Figure S7 (Related to Figure 5). The Th17 response against Malassezia depends on T-cell-intrinsic MyD88 signaling. A.-B. BMDCs were generated from Tlr23479^−/− and WT mice (A) or MyD88^−/− and MyD88^+/− mice (B) and stimulated with curdlan and CpG controls or with live M. pachydermatis, M. sympodialis or M. furfur for 24 h. IL-12/IL-23p40 secretion was quantified by sandwich ELISA. Each symbol represents an independently stimulated well. The mean ± SEM or SD is indicated for each group. Data are pooled from two independent experiments (A) or are from a single experiment (B).

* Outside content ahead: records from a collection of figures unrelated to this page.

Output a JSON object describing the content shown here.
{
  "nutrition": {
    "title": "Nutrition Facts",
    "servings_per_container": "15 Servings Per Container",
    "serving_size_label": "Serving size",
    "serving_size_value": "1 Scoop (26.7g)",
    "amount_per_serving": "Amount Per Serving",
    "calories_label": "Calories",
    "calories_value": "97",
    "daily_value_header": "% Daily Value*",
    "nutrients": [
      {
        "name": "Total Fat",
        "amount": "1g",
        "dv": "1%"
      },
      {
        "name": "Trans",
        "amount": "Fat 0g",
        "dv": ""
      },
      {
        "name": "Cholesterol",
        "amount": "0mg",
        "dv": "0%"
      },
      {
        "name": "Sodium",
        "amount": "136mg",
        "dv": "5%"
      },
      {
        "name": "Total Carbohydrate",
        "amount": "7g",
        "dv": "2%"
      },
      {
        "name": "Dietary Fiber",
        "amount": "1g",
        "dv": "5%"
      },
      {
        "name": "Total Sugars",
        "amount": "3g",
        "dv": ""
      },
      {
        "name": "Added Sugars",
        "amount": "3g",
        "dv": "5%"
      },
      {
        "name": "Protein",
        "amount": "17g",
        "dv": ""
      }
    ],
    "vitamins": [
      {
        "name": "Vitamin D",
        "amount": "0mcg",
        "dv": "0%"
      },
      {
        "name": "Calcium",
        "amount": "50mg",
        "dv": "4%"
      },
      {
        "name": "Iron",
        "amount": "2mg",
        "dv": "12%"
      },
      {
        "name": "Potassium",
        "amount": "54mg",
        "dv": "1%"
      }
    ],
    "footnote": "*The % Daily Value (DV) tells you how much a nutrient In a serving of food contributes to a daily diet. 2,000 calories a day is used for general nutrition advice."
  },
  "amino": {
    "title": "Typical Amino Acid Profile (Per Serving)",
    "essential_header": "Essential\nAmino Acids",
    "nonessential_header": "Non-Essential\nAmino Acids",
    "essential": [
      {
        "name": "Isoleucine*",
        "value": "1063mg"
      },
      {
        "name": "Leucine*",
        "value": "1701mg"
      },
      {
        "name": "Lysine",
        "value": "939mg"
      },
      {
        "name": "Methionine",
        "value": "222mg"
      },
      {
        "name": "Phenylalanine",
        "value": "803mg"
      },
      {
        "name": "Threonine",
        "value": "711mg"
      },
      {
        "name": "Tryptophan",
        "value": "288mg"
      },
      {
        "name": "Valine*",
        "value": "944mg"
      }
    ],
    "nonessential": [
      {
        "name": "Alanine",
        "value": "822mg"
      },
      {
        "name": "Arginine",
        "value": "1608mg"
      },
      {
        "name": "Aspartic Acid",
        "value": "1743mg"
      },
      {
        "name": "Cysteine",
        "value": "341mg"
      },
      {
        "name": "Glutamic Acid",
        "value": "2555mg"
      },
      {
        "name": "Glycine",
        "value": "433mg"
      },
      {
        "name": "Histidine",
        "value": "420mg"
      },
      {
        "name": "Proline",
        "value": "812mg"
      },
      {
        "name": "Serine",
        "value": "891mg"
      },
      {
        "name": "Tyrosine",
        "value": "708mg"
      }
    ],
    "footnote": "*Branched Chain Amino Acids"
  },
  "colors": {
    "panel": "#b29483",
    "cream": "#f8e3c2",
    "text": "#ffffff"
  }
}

C-D. Quantification of IL-22 and IL-17A, IL-22 double producing CD4⁺ T cells in ear skin (C) or dLN (D) of MyD88^−/− and MyD88^+/− mice 7 days after M. pachydermatis colonization. n = 10, 11, data pooled from three independent experiments, mean ± SEM. E-F. Quantification of CD4⁺ T cell counts, IL-17A⁺ CD4⁺ CD44⁺ T cell counts, and the % of IL-17A producing CD4⁺ CD44⁺ T cells in ear skin (E) and dLN (F) of non-colonized MyD88^−/− and MyD88^+/− mice. n = 4, 4, data from one experiment, mean ± SD. G. CD45.1+ and CD45.2+ host and donor cells among all live cells in the dLN of chimeric mice from Fig. 5E-F 6–8 weeks after reconstitution and 7 days after M. pachydermatis colonization. H. The ratio of CD45.1⁺ and CD45.2⁺ cells in mixed chimeras from Figure 5G-H at the time point of reconstitution (left) and 7 days after M. pachydermatis colonization in 6–8 week-reconstituted chimeras (right). Statistical significance was determined using, unpaired t test (A–F). For curdlan and CpG stimulations, the t test was conducted for each stimulus separately, * p < 0.05, ** p < 0.01, *** p<0.001, **** <0.0001.

Figure S8 (Related to Figure 6). Malassezia-induced inflammatory IL-1 signaling induces Th17 responses. A-B. Quantification of IL-22 producing CD4⁺ T cells in ear skin (A) or dLN (B) of Caspase1^−/− and WT mice. n = 10, 10, data pooled from two independent experiments, mean ± SEM. C-D. Quantification of IL-22 and IL-17A, IL-22 double producing CD4⁺ T cells in ear skin (C) or dLN (D) of Il1rl2^−/− and Il1rl2^+/− mice. n = 10, 10, data pooled from two independent experiments, mean ± SEM. Statistical significance was determined using unpaired t test, * p < 0.05, ** p < 0.01.

Abbreviations:

APCs

antigen-presenting cells

BMDCs

bone marrow-derived dendritic cells

CLR

C-type lectin receptor

DC

dendritic cell

dLN

draining lymph nodes

IL-17

interleukin-17

LCs

Langerhans cells

MFI

median fluorescence intensity

PRR

pattern recognition receptor

Th17

T helper 17 cells

TLR

toll-like receptor

DKO

double knockout

TKO

triple knockout

DATA AVAILABILITY STATEMENT

All raw data linked to this study will be made publicly available at zenodo.org upon acceptance of the manuscript (doi will be provided).